Las cuatro mujeres vivieron tres semanas en la troje, durante las cuales, parece, no sufrieron maltrato ni de Teófilo ni de Eulalia. Su vida era así: por la mañana, temprano, Teófilo abría la puerta y las dejaba salir al campo un rato, para que hicieran sus necesidades y se lavaran, si querían, con el agua de la noria. Después las volvía a encerrar. A eso de las nueve Teófilo abría la puerta por segunda vez y Eulalia entraba llevando las cazuelas de la comida. Las prisioneras almorzaban tortillas, frijoles, salsa de chile y una jarra de té de hojas de naranjo. No alcanzaban a llenarse pero tampoco se quedaban con mucha hambre. Eulalia regresaba por los trastos vacíos y ella misma los lavaba. Las mujeres pasaban el día encerradas. A las seis de la tarde Teófilo las dejaba salir al campo otro rato, al cabo del cual ellas volvían a entrar en la troje, cenaban los mismos platillos, en igual cantidad, que habían comido en el almuerzo y, después de retirar los platos, Teófilo cerraba el candado para no volver a abrirlo hasta el día siguiente.

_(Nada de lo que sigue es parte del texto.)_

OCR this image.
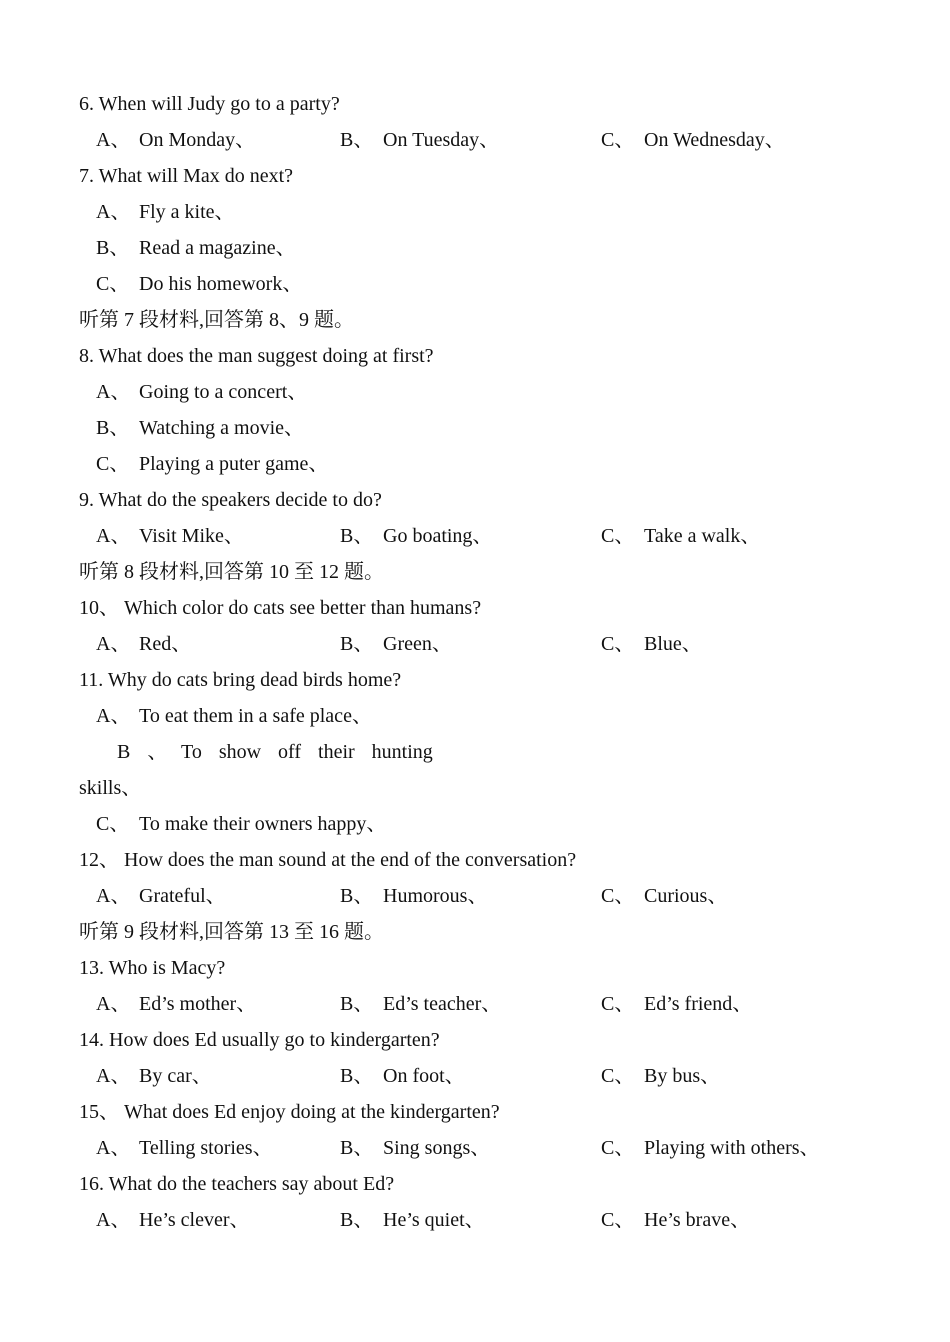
6. When will Judy go to a party?
A、 On Monday、	B、 On Tuesday、	C、 On Wednesday、
7. What will Max do next?
A、 Fly a kite、
B、 Read a magazine、
C、 Do his homework、
听第 7 段材料,回答第 8、9 题。
8. What does the man suggest doing at first?
A、 Going to a concert、
B、 Watching a movie、
C、 Playing a puter game、
9. What do the speakers decide to do?
A、 Visit Mike、	B、 Go boating、	C、 Take a walk、
听第 8 段材料,回答第 10 至 12 题。
10、 Which color do cats see better than humans?
A、 Red、	B、 Green、	C、 Blue、
11. Why do cats bring dead birds home?
A、 To eat them in a safe place、
B 、 To show off their hunting
skills、
C、 To make their owners happy、
12、 How does the man sound at the end of the conversation?
A、 Grateful、	B、 Humorous、	C、 Curious、
听第 9 段材料,回答第 13 至 16 题。
13. Who is Macy?
A、 Ed’s mother、	B、 Ed’s teacher、	C、 Ed’s friend、
14. How does Ed usually go to kindergarten?
A、 By car、	B、 On foot、	C、 By bus、
15、 What does Ed enjoy doing at the kindergarten?
A、 Telling stories、	B、 Sing songs、	C、 Playing with others、
16. What do the teachers say about Ed?
A、 He’s clever、	B、 He’s quiet、	C、 He’s brave、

Las relaciones entre los esposos Pinto y las prisioneras eran relativamente cordiales. Teófilo advirtió a las mujeres:

—Entre ustedes y nosotros no hay enemistad ni pleito. Ustedes están pasando unos días aquí porque ésa fue la orden que dio doña Arcángela. La otra orden que dio es que no las dejara irse. Estén ustedes tranquilas en esta casa, en donde nadie les hace mal modo y en donde nada les falta y no tendremos dificultad.

Una de las mujeres se atrevió a preguntar cuánto tiempo habían de estar encerradas, a lo que Teófilo contestó:

—El que doña Arcángela disponga.

3

Ticho se levanta antes de que amanezca —por gusto, prefiere pasar el día en el campo que cargando costales en las bodegas—, se viste de entre coime y labriego: camiseta agujerada, traje de casimir, huaraches y sombrero ancho, y viaja en el primer camión que sale de Concepción de Ruiz. Llega al rancho clareando, cuando todos están dormidos excepto un perro, que no le ladra. Se pone las botas que están debajo del tejaban y con la pala en la mano se va a buscar el riego y a ver qué perjuicios y qué avances logró el agua durante la noche.

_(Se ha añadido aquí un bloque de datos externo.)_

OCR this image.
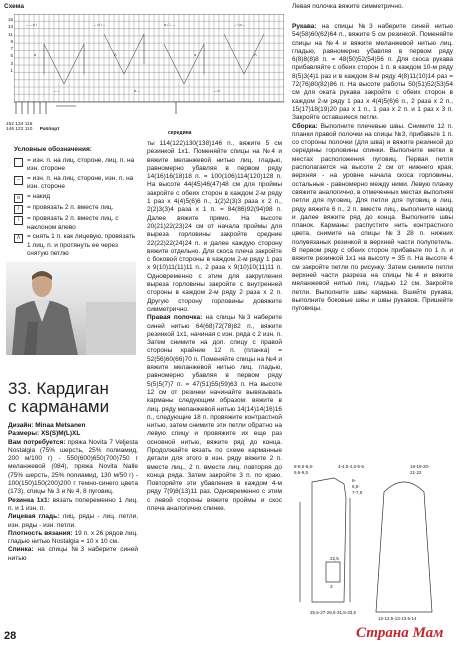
Схема
15
13
11
9
7
5
3
1
– – o /	– o \ –	o / – –	– \ o –
o	Λ	o	Λ
– –	o –	– o
152 134 116
146 122 110 Раппорт
середина
Условные обозначения:
= изн. п. на лиц. стороне, лиц. п. на изн. стороне
–	= изн. п. на лиц. стороне, изн. п. на изн. стороне
o	= накид
/	= провязать 2 п. вместе лиц.
\	= провязать 2 п. вместе лиц. с наклоном влево
Λ	= снять 1 п. как лицевую, провязать 1 лиц. п. и протянуть ее через снятую петлю
33. Кардиган
с карманами

Дизайн: Minaa Metsanen

Размеры: XS(S)M(L)XL

Вам потребуется: пряжа Novita 7 Veljesta Nostalgia (75% шерсть, 25% полиамид, 200 м/100 г) - 550(600)650(700)750 г меланжевой (084), пряжа Novita Nalle (75% шерсть, 25% полиамид, 130 м/50 г) - 100(150)150(200)200 г темно-синего цвета (173), спицы № 3 и № 4, 8 пуговиц.

Резинка 1х1: вязать попеременно 1 лиц. п. и 1 изн. п.

Лицевая гладь: лиц. ряды - лиц. петли, изн. ряды - изн. петли.

Плотность вязания: 19 п. х 26 рядов лиц. гладью нитью Nostalgia = 10 х 10 см.

Спинка: на спицы №3 наберите синей нитью

ты 114(122)130(138)146 п., вяжите 5 см резинкой 1х1. Поменяйте спицы на №4 и вяжите меланжевой нитью лиц. гладью, равномерно убавляя в первом ряду 14(16)16(18)18 п. = 100(106)114(120)128 п. На высоте 44(45)46(47)48 см для проймы закройте с обеих сторон в каждом 2-м ряду 1 раз х 4(4)5(6)6 п., 1(2)2(3)3 раза х 2 п., 2(2)3(3)4 раза х 1 п. = 84(86)92(94)98 п. Далее вяжите прямо. На высоте 20(21)22(23)24 см от начала проймы для выреза горловины закройте средние 22(22)22(24)24 п. и далее каждую сторону вяжите отдельно. Для скоса плеча закройте с боковой стороны в каждом 2-м ряду 1 раз х 9(10)11(11)11 п., 2 раза х 9(10)10(11)11 п. Одновременно с этим для закругления выреза горловины закройте с внутренней стороны в каждом 2-м ряду 2 раза х 2 п. Другую сторону горловины довяжите симметрично.

Правая полочка: на спицы №3 наберите синей нитью 64(68)72(78)82 п., вяжите резинкой 1х1, начиная с изн. ряда с 2 изн. п. Затем снимите на доп. спицу с правой стороны крайние 12 п. (планка) = 52(56)60(66)70 п. Поменяйте спицы на №4 и вяжите меланжевой нитью лиц. гладью, равномерно убавляя в первом ряду 5(5)5(7)7 п. = 47(51)55(59)63 п. На высоте 12 см от резинки начинайте вывязывать карманы следующим образом: вяжите в лиц. ряду меланжевой нитью 14(14)14(16)16 п., следующие 18 п. провяжите контрастной нитью, затем снимите эти петли обратно на левую спицу и провяжите их еще раз основной нитью, вяжите ряд до конца. Продолжайте вязать по схеме карманные детали для этого в изн. ряду вяжите 2 п. вместе лиц., 2 п. вместе лиц. повторяя до конца ряда. Затем закройте 3 п. по краю. Повторяйте эти убавления в каждом 4-м ряду 7(9)8(13)11 раз. Одновременно с этим с левой стороны вяжите проймы и скос плеча аналогично спинке.

Левая полочка вяжите симметрично.

Рукава: на спицы №3 наберите синей нитью 54(58)60(62)64 п., вяжите 5 см резинкой. Поменяйте спицы на №4 и вяжите меланжевой нитью лиц. гладью, равномерно убавляя в первом ряду 6(8)8(8)8 п. = 48(50)52(54)56 п. Для скоса рукава прибавляйте с обеих сторон 1 п. в каждом 10-м ряду 8(5)3(4)1 раз и в каждом 8-м ряду 4(8)11(10)14 раз = 72(76)80(82)86 п. На высоте работы 50(51)52(53)54 см для оката рукава закройте с обеих сторон в каждом 2-м ряду 1 раз х 4(4)5(6)6 п., 2 раза х 2 п., 15(17)18(19)20 раз х 1 п., 1 раз х 2 п. и 1 раз х 3 п. Закройте оставшиеся петли.

Сборка: Выполните плечевые швы. Снимите 12 п. планки правой полочки на спицы №3, прибавьте 1 п. со стороны полочки (для шва) и вяжите резинкой до середины горловины спинки. Выполните метки в местах расположения пуговиц. Первая петля располагается на высоте 2 см от нижнего края, верхняя - на уровне начала скоса горловины, остальные - равномерно между ними. Левую планку свяжите аналогично, в отмеченных местах выполняя петли для пуговиц. Для петли для пуговиц в лиц. ряду вяжите 6 п., 2 п. вместе лиц., выполните накид и далее вяжите ряд до конца. Выполните швы планок. Карманы: распустите нить контрастного цвета, снимите на спицы №3 28 п. нижних полувязаных резинкой в верхней части полупетель. В первом ряду с обеих сторон прибавьте по 1 п. и вяжите резинкой 1х1 на высоту = 35 п. На высоте 4 см закройте петли по рисунку. Затем снимите петли верхней части разреза на спицы №4 и вяжите меланжевой нитью лиц. гладью 12 см. Закройте петли. Выполните швы кармана. Вшейте рукава, выполните боковые швы и швы рукавов. Пришейте пуговицы.

8-8,5-8,5-
9,5-9,5
4-4,5-4,5-5-5
6-
6,5-
7-7,5
18-19-20-
21-22
22,5
3
25,5-27-29,5-31,5-33,5
12-12,5-13-13,5-14
28	Страна Мам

El día y a la hora que nos interesan Ticho estaba parado en la punta del caño, cerca de la carretera. Podemos imaginar lo que vio:

Alejándose de él, paralelos y juntos, están el camino y el caño de riego. El camino es atascoso, con lodazal y charco; el caño está sobre un bordo de tierra cubierto de yerba verde. Estos dos elementos dividen el rancho en dos partes. A la derecha de Ticho está el terreno sembrado y regado: una superficie de tierra negra con puntas diminutas de trigo verde. A su izquierda está el barbecho abandonado: negro cenizo, con terrones como peñascos. En el otro extremo del caño y del camino, está la noria, junto a la noria, la troje y junto a la troje, la casa. La casa está pintada de blanco, tiene un portal y dos ventanas, la troje es del color del ladrillo y tiene una puerta cerrada. Unos metros ala izquierda de la casa está el tejaban y debajo del tejaban, el tractor —rojo—.